The root user presents a number of problems, such as account takeover risks and understanding what person was involved in an action if they authenticate with the root user. You can prevent use of the root user with:

{  
  "Version": "2012-10-17",  
  "Statement": {  
    "Sid": "DenyRootUser",  
    "Effect": "Deny",  
    "Action": "*",  
    "Resource": "*",  
    "Condition": {  
      "StringLike": { "aws:PrincipalArn": "arn:aws:iam::*:root" },  
      "StringNotEquals": { "aws:PrincipalAccount": "111111111111"}  
    },  
  }  
} 

Note in this SCP, we’ve also made an exemption for the account 111111111111. There are a few use cases that may require the root user to be used, so I wanted to show how to do this. These use cases are listed here, along with the use case of fixing resource policies that are denying all access. 

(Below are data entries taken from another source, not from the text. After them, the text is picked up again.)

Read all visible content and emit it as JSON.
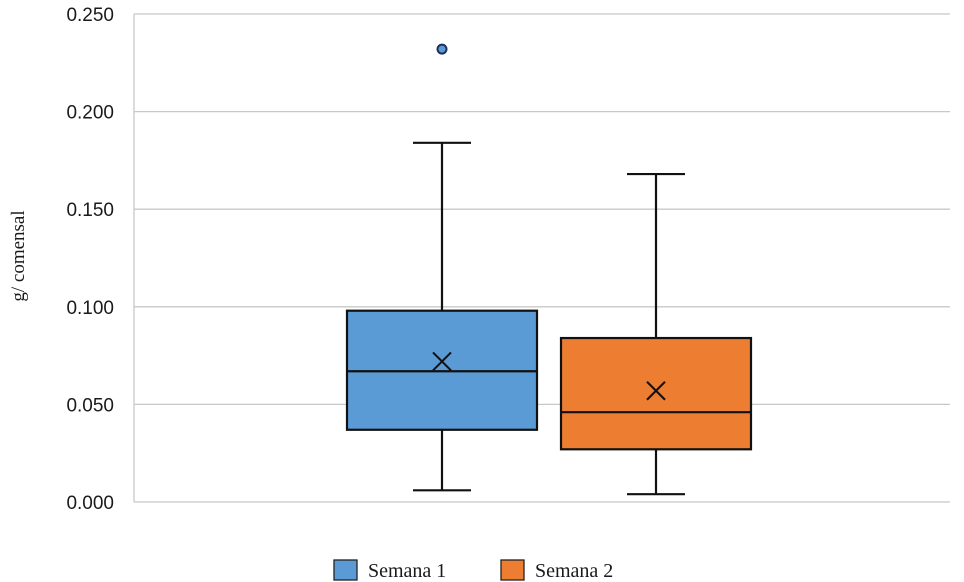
{
  "chart_data": {
    "type": "boxplot",
    "ylabel": "g/ comensal",
    "xlabel": "",
    "ylim": [
      0,
      0.25
    ],
    "ytick_step": 0.05,
    "ytick_labels": [
      "0.000",
      "0.050",
      "0.100",
      "0.150",
      "0.200",
      "0.250"
    ],
    "grid": true,
    "legend_position": "bottom-center",
    "series": [
      {
        "name": "Semana 1",
        "color": "#5b9bd5",
        "whisker_low": 0.006,
        "q1": 0.037,
        "median": 0.067,
        "q3": 0.098,
        "whisker_high": 0.184,
        "mean": 0.072,
        "outliers": [
          0.232
        ]
      },
      {
        "name": "Semana 2",
        "color": "#ed7d31",
        "whisker_low": 0.004,
        "q1": 0.027,
        "median": 0.046,
        "q3": 0.084,
        "whisker_high": 0.168,
        "mean": 0.057,
        "outliers": []
      }
    ]
  }
}
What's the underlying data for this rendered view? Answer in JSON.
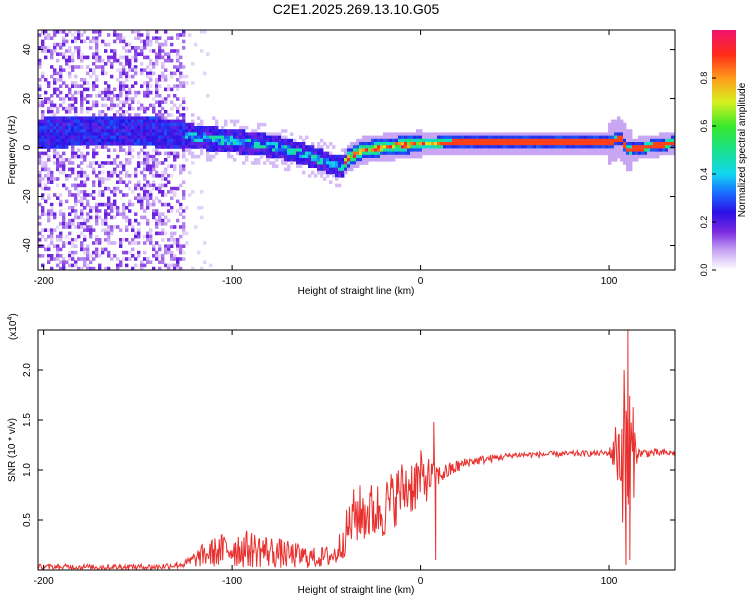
{
  "title": "C2E1.2025.269.13.10.G05",
  "colors": {
    "snr_line": "#e8312e",
    "axis": "#000000",
    "background": "#ffffff"
  },
  "chart_data": [
    {
      "type": "heatmap",
      "xlabel": "Height of straight line (km)",
      "ylabel": "Frequency (Hz)",
      "xlim": [
        -203,
        135
      ],
      "ylim": [
        -50,
        48
      ],
      "xticks": [
        {
          "v": -200,
          "label": "-200"
        },
        {
          "v": -100,
          "label": "-100"
        },
        {
          "v": 0,
          "label": "0"
        },
        {
          "v": 100,
          "label": "100"
        }
      ],
      "yticks": [
        {
          "v": -40,
          "label": "-40"
        },
        {
          "v": -20,
          "label": "-20"
        },
        {
          "v": 0,
          "label": "0"
        },
        {
          "v": 20,
          "label": "20"
        },
        {
          "v": 40,
          "label": "40"
        }
      ],
      "colorbar": {
        "label": "Normalized spectral amplitude",
        "range": [
          0,
          1
        ],
        "ticks": [
          {
            "v": 0.0,
            "label": "0.0"
          },
          {
            "v": 0.2,
            "label": "0.2"
          },
          {
            "v": 0.4,
            "label": "0.4"
          },
          {
            "v": 0.6,
            "label": "0.6"
          },
          {
            "v": 0.8,
            "label": "0.8"
          }
        ]
      },
      "ridge_center_hz": [
        {
          "x": -203,
          "f": 6
        },
        {
          "x": -150,
          "f": 7
        },
        {
          "x": -125,
          "f": 5
        },
        {
          "x": -105,
          "f": 3
        },
        {
          "x": -90,
          "f": 2
        },
        {
          "x": -75,
          "f": 0
        },
        {
          "x": -60,
          "f": -3
        },
        {
          "x": -50,
          "f": -6
        },
        {
          "x": -42,
          "f": -8
        },
        {
          "x": -38,
          "f": -4
        },
        {
          "x": -30,
          "f": -1
        },
        {
          "x": -20,
          "f": 0
        },
        {
          "x": -10,
          "f": 1
        },
        {
          "x": 0,
          "f": 1.5
        },
        {
          "x": 20,
          "f": 2
        },
        {
          "x": 60,
          "f": 2
        },
        {
          "x": 100,
          "f": 2
        },
        {
          "x": 106,
          "f": 4
        },
        {
          "x": 110,
          "f": -1
        },
        {
          "x": 135,
          "f": 2
        }
      ]
    },
    {
      "type": "line",
      "xlabel": "Height of straight line (km)",
      "ylabel": "SNR (10 * v/v)",
      "y_scale_note": "(x10",
      "y_scale_exp": "4",
      "xlim": [
        -203,
        135
      ],
      "ylim": [
        0,
        2.4
      ],
      "xticks": [
        {
          "v": -200,
          "label": "-200"
        },
        {
          "v": -100,
          "label": "-100"
        },
        {
          "v": 0,
          "label": "0"
        },
        {
          "v": 100,
          "label": "100"
        }
      ],
      "yticks": [
        {
          "v": 0.5,
          "label": "0.5"
        },
        {
          "v": 1.0,
          "label": "1.0"
        },
        {
          "v": 1.5,
          "label": "1.5"
        },
        {
          "v": 2.0,
          "label": "2.0"
        }
      ],
      "series": [
        {
          "name": "SNR",
          "envelope": [
            {
              "x": -203,
              "base": 0.03,
              "amp": 0.03
            },
            {
              "x": -140,
              "base": 0.03,
              "amp": 0.03
            },
            {
              "x": -125,
              "base": 0.06,
              "amp": 0.04
            },
            {
              "x": -115,
              "base": 0.15,
              "amp": 0.12
            },
            {
              "x": -100,
              "base": 0.22,
              "amp": 0.2
            },
            {
              "x": -85,
              "base": 0.2,
              "amp": 0.18
            },
            {
              "x": -70,
              "base": 0.15,
              "amp": 0.14
            },
            {
              "x": -55,
              "base": 0.12,
              "amp": 0.1
            },
            {
              "x": -45,
              "base": 0.15,
              "amp": 0.12
            },
            {
              "x": -35,
              "base": 0.55,
              "amp": 0.3
            },
            {
              "x": -20,
              "base": 0.6,
              "amp": 0.3
            },
            {
              "x": -10,
              "base": 0.8,
              "amp": 0.3
            },
            {
              "x": 0,
              "base": 0.9,
              "amp": 0.3
            },
            {
              "x": 10,
              "base": 0.95,
              "amp": 0.1
            },
            {
              "x": 25,
              "base": 1.08,
              "amp": 0.05
            },
            {
              "x": 50,
              "base": 1.15,
              "amp": 0.03
            },
            {
              "x": 100,
              "base": 1.17,
              "amp": 0.03
            },
            {
              "x": 105,
              "base": 1.2,
              "amp": 0.4
            },
            {
              "x": 110,
              "base": 1.1,
              "amp": 1.1
            },
            {
              "x": 115,
              "base": 1.17,
              "amp": 0.05
            },
            {
              "x": 135,
              "base": 1.17,
              "amp": 0.03
            }
          ],
          "spikes": [
            {
              "x": 7,
              "value": 1.48
            },
            {
              "x": 8,
              "value": 0.1
            },
            {
              "x": 108,
              "value": 2.0
            },
            {
              "x": 109,
              "value": 0.05
            },
            {
              "x": 110,
              "value": 2.4
            },
            {
              "x": 111,
              "value": 0.1
            }
          ]
        }
      ]
    }
  ]
}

This next policy also prevents some account takeover risks. You can see an example of how these privileges are used legitimately to takeover misconfigured accounts in this post by Twilio. You should have the contact information for your accounts set to approved phone numbers and other values. Note that on January 11, AWS announced the retirement of the privilege aws-portal:ModifyAccount in favor of the account privileges, but until that takes effect on July 6, 2023, both the account and aws-portal privileges should be denied.

{  
  "Version": "2012-10-17",  
  "Statement": {  
    "Sid": "DenyChangingContactInfo",  
    "Effect": "Deny",  
    "Action": [  
      "account:PutAlternateContact",  
      "account:PutContactInformation",  
      "aws-portal:ModifyAccount"  
    ],  
    "Resource": "*",  
  }  
} 

Conclusion 

Ensuring the initial configuration of an AWS account is not modified from the expectations of the security team, even when someone with admin privileges in the account attempts to modify that configuration, is not a simple task. Ensuring an AWS account’s configuration does not depart from the security team’s initial design is no easy feat, especially when an account user with admin privileges attempts to modify the configuration.